Voorgaand jaar werd er bij de Dopingautoriteit een Intelligence Officer aangesteld om het werkterrein Intelligence & Investigations te ontwikkelen en te implementeren. De werkzaamheden van de Intelligence Officer bestaan onder andere uit het verzamelen van informatie in het kader van onderzoeken naar dopingovertredingen, het opstellen van rapportages, het afnemen van interviews en verklaringen, het verzorgen en verwerken van vertrouwelijke gegevens in een geautomatiseerd systeem en het ontwikkelen van procedures en protocollen.

De Intelligence Officer verzamelt, verwerkt en analyseert informatie over mogelijke dopingzaken en zal in voorkomende gevallen betrokken zijn bij de tuchtrechtelijke afhandeling van dopingzaken. Informatie wordt verkregen uit digitaal onderzoek maar ook uit persoonlijke gesprekken met sporters, begeleiders of andere personen van wie wordt verwacht dat zij over relevante informatie kunnen beschikken. De analyse van de Intelligence Officer kan voor de afdeling controle aanleiding zijn om gericht, zogenaamde targetcontroles uit te voeren. Het door de Intelligence Officer opgemaakte dossier kan gevoegd worden bij het dossier van een positieve controle of kan direct aanleiding zijn voor het doen van aangifte in dopingzaken indien er mogelijk strafbare handelingen zijn of worden gepleegd.

Resultaten 2014

Het proces Intelligence & Investigations heeft in 2014 steeds meer vorm gekregen. Bestaande informatie werd ontsloten en geanalyseerd en er werd (voornamelijk) “open sources”-onderzoek verricht. Incidenteel werd informatie uitgewisseld met internationale, nationale sportfederaties en opsporingsdiensten. Gelet op het ontbreken van wettelijke grondslag betreft dergelijke informatie echter vaak “off-the-record-informatie” waardoor dit alleen als sturingsinformatie gebruikt kon worden. De door de Intelligence Officer verkregen informatie heeft in 2014 niet geleid tot een aangifte van een dopingovertreding zonder een positieve controlebevinding, een zogenaamde niet-analytische zaak. De bevindingen van de Intelligence Officer hebben in 2014 bijgedragen aan enkele tuchtprocedures.

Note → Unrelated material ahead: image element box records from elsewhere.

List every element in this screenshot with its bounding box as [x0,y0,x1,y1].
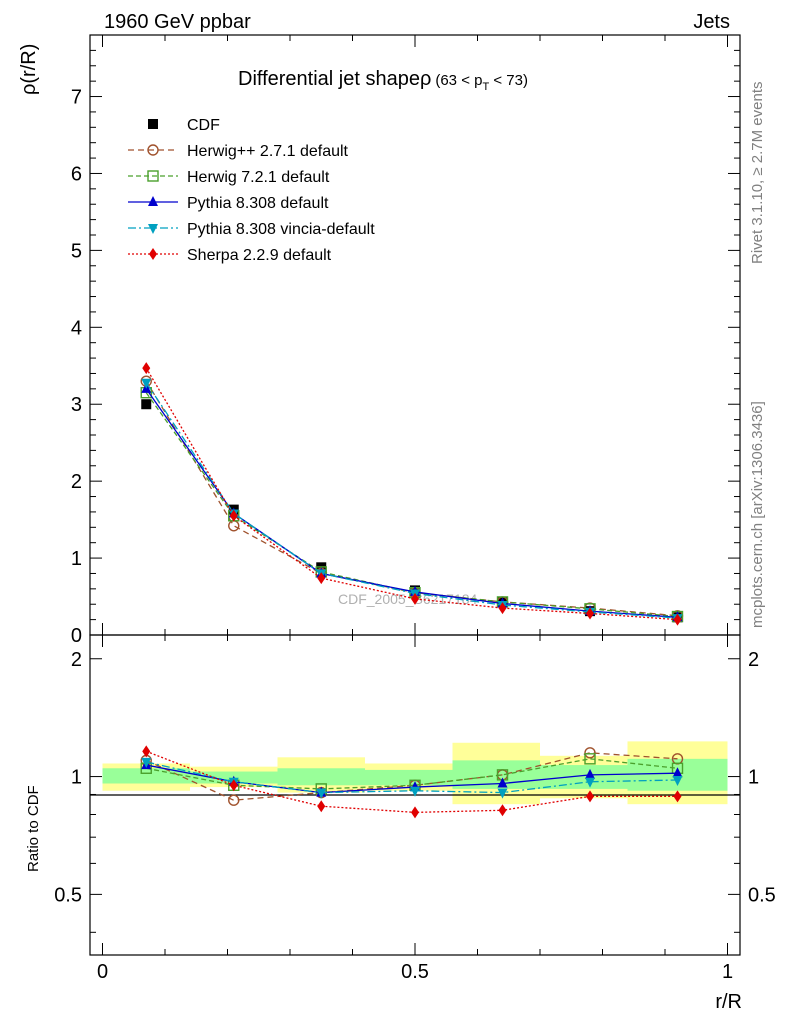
uncertainty-band-inner [365,769,453,786]
ratio-point [316,788,327,799]
ratio-y-tick-label: 0.5 [54,884,82,906]
ratio-y-tick-label-right: 1 [748,767,759,789]
ratio-y-tick-label-right: 2 [748,649,759,671]
legend-marker [147,170,159,182]
data-point [411,592,419,605]
legend-marker [148,119,158,129]
y-tick-label: 7 [71,87,82,109]
data-point [586,607,594,620]
series-line [145,392,678,618]
y-tick-label: 1 [71,548,82,570]
y-tick-label: 2 [71,471,82,493]
data-point [141,399,152,410]
ratio-point [585,777,595,788]
y-tick-label: 5 [71,240,82,262]
ratio-point [584,747,596,759]
ratio-series [140,745,684,819]
title-range: (63 < p [435,72,482,89]
uncertainty-band-inner [102,768,190,784]
series-line [145,380,678,617]
ratio-y-tick-label: 2 [71,649,82,671]
y-tick-label: 6 [71,163,82,185]
energy-label: 1960 GeV ppbar [104,11,251,33]
x-tick-label: 0.5 [401,961,429,983]
y-tick-label: 3 [71,394,82,416]
ratio-point [410,786,420,797]
title-range-index: T [482,81,489,93]
legend-label: CDF [187,117,220,134]
legend-label: Pythia 8.308 default [187,195,329,212]
ratio-point [586,790,594,803]
legend-marker [148,224,158,234]
ratio-y-tick-label-right: 0.5 [748,884,776,906]
y-tick-label: 0 [71,625,82,647]
ratio-point [317,800,326,813]
x-tick-label: 1 [722,961,733,983]
mcplots-label: mcplots.cern.ch [arXiv:1306.3436] [749,401,766,628]
uncertainty-band-inner [277,768,365,786]
series-line [145,367,678,621]
legend-marker [149,248,157,260]
ratio-panel: Ratio to CDF 0.5 0.5 1 1 2 2 0 0.5 1 r/R [25,634,776,1013]
data-point [141,378,152,389]
ratio-point [497,777,508,788]
ratio-point [498,804,507,817]
data-point [229,509,238,522]
legend: CDF Herwig++ 2.7.1 default Herwig 7.2.1 de… [128,117,375,264]
ratio-point [673,790,682,803]
ratio-axis-ticks: 0.5 0.5 1 1 2 2 0 0.5 1 [54,635,776,983]
ratio-point [584,753,596,765]
legend-label: Herwig++ 2.7.1 default [187,143,349,160]
ratio-point [672,767,683,778]
uncertainty-band-inner [540,765,628,789]
ratio-y-tick-label: 1 [71,767,82,789]
title-range-end: < 73) [489,72,528,89]
ratio-point [585,768,595,779]
y-tick-label: 4 [71,317,82,339]
rivet-label: Rivet 3.1.10, ≥ 2.7M events [749,82,766,265]
legend-marker [147,144,159,156]
ratio-point [497,788,508,799]
x-tick-label: 0 [97,961,108,983]
main-axis-ticks: 0 1 2 3 4 5 6 7 [71,35,740,647]
ratio-point [228,794,240,806]
ratio-point [142,745,151,758]
legend-label: Pythia 8.308 vincia-default [187,221,375,238]
ratio-y-axis-label: Ratio to CDF [25,785,42,872]
data-point [228,520,240,532]
x-axis-label: r/R [715,991,742,1013]
data-point [673,613,682,626]
chart-title: Differential jet shapeρ (63 < pT < 73) [238,68,528,93]
main-panel: CDF_2005_S6217184 Differential jet shape… [18,34,741,647]
legend-marker [148,196,158,206]
series-line [145,382,678,619]
ratio-point [229,779,238,792]
legend-label: Sherpa 2.2.9 default [187,247,332,264]
ratio-point [141,757,152,768]
title-main: Differential jet shapeρ [238,68,431,90]
ratio-point [672,775,683,786]
ratio-point [411,806,419,819]
legend-label: Herwig 7.2.1 default [187,169,330,186]
main-series [140,362,684,626]
data-point [317,572,326,585]
data-point [142,362,151,375]
data-point [498,602,507,615]
y-axis-label: ρ(r/R) [18,44,40,95]
process-label: Jets [693,11,730,33]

In 2014 werden meerdere meldingen inzake mogelijke dopingovertredingen ontvangen. De informatie werd door de Intelligence Officer onderzocht en de resultaten van dat onderzoek werd (meestal) gedeeld met de afdeling Controle ten behoeve van een eventuele vervolgactie (dopingcontrole) of één van de andere afdelingen van de Dopingautoriteit.
In 2014 was de Intelligence Officer betrokken bij twee grote projecten, die beiden begin 2015 zullen worden afgehandeld. Hierbij wordt opgemerkt dat afgehandeld niet betekent dat de onderzoeken administratief worden afgesloten. In samenhang met nieuwe of aanvullende informatie kunnen dossiers, met inachtneming van de verjaringstermijn leiden tot of aanleiding geven tot enige toekomstige tuchtprocedure.
De beschikbare I&I capaciteit is in de laatste 5 maanden van 2014 voornamelijk besteed aan deze twee projecten. De rol van de Intelligence Officer was binnen die projecten divers.

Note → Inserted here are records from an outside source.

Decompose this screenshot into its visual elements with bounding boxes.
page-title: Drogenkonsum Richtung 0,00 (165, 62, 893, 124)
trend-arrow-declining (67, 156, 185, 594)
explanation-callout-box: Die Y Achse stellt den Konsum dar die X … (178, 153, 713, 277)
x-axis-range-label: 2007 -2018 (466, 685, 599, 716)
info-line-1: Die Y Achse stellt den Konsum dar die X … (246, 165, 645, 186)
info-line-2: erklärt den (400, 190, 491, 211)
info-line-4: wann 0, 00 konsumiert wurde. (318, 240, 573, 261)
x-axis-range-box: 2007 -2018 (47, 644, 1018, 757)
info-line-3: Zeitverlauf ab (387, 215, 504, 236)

Opbouw internationale samenwerking

Op initiatief van WADA werd in 2014 een internationale I&I werkgroep geformeerd, bestaande uit Intelligence Officers en/of intelligence analisten. De groep waarin naast de Dopingautoriteit veel, voornamelijk Europese, anti-dopingorganisaties en enkele Internationale Federaties vertegenwoordigd zijn is in 2014 drie maal bijeengekomen. De leden van de groep zijn betrokken bij de ontwikkelingen van het (nieuwe)taakveld Intelligence & Investigations en delen kennis, expertise en ervaring. Er worden afspraken gemaakt en overeenkomsten gesloten voor het verzamelen en uitwisselen van informatie ten aanzien van dopingonderzoeken en de internationale samenwerking bij dopingonderzoeken. Omdat niet alle Anti-Dopingorganisaties op dezelfde wijze zijn ingericht en/of dezelfde wettelijke bevoegdheden kennen wordt er (onder andere) zeer nadrukkelijk aandacht besteed aan de wijze waarop de informatie gebruikt wordt en wat de juridische consequenties zijn van het delen en het gebruiken van informatie.

Opbouw nationale samenwerking met opsporingsdiensten

Opsporingsdiensten kunnen op basis van huidige wetgeving geen opsporingsinformatie delen met de Dopingautoriteit. Een goede samenwerking met opsporingsdiensten of goede contacten met die diensten is echter zeer van belang voor het werk van de Dopingautoriteit. In 2014 heeft de Dopingautoriteit meerdere keren informatie gedeeld met de inspectie voor de volksgezondheid (IGZ). In het kader van het opbouwen van contacten met opsporingsdiensten werd er in 2014 contacten onderhouden of gemaakt met IGZ, NVWA en Politie.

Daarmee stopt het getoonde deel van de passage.